L'ex-président démocrate Joe Biden a quant à lui souligné sur X que le pasteur "croyait au plus profond de lui" à l'idée que tous les êtres humains naissent égaux et méritent d'être traités comme tels, dans un pays à l'histoire marquée par l'esclavage.
- Médiateur international -
En 2021, Jesse Jackson s'était tenu aux côtés de la famille de George Floyd, tué par un policier blanc et devenu un des symboles du mouvement antiraciste "Black Lives Matter".
Né en Caroline du Sud en 1941, Jesse Jackson était un excellent élève dans son lycée ségrégué avant de rejoindre l'université au moment où le mouvement pour les droits civiques prenait son envol aux Etats-Unis.
Il n'a pas 20 ans quand il participe à son premier sit-in et sera de ceux qui, en 1965, marcheront entre Selma et Montgomery, dans le Sud profond, pour défendre l'accès au vote des Afro-Américains.

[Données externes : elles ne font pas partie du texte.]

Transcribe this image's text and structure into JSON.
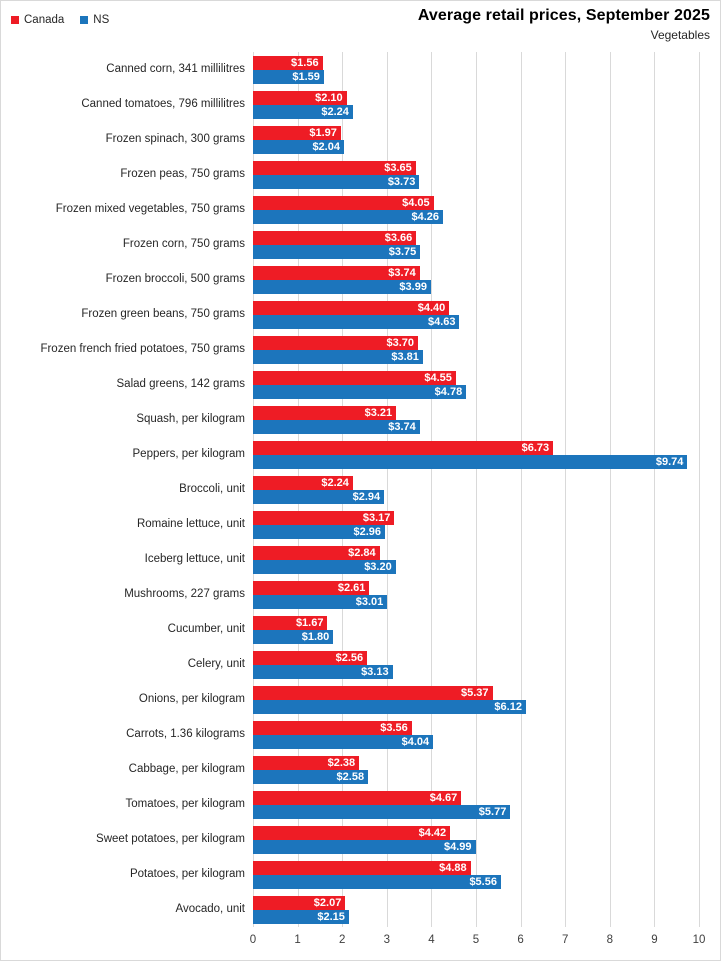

Le pasteur, père de six enfants, s'est ensuite imposé comme médiateur et envoyé spécial dans plusieurs conflits internationaux majeurs.
Fervent militant de la lutte contre l'apartheid en Afrique du Sud, il a servi dans les années 1990 d'émissaire du président Bill Clinton pour l'Afrique. Et s'est investi en Syrie, en Serbie ou encore en Irak, notamment pour faire libérer des prisonniers américains.
Il avait révélé en 2017 être atteint de la maladie de Parkinson, qu'il avait qualifiée de "défi physique" tout en poursuivant ses activités.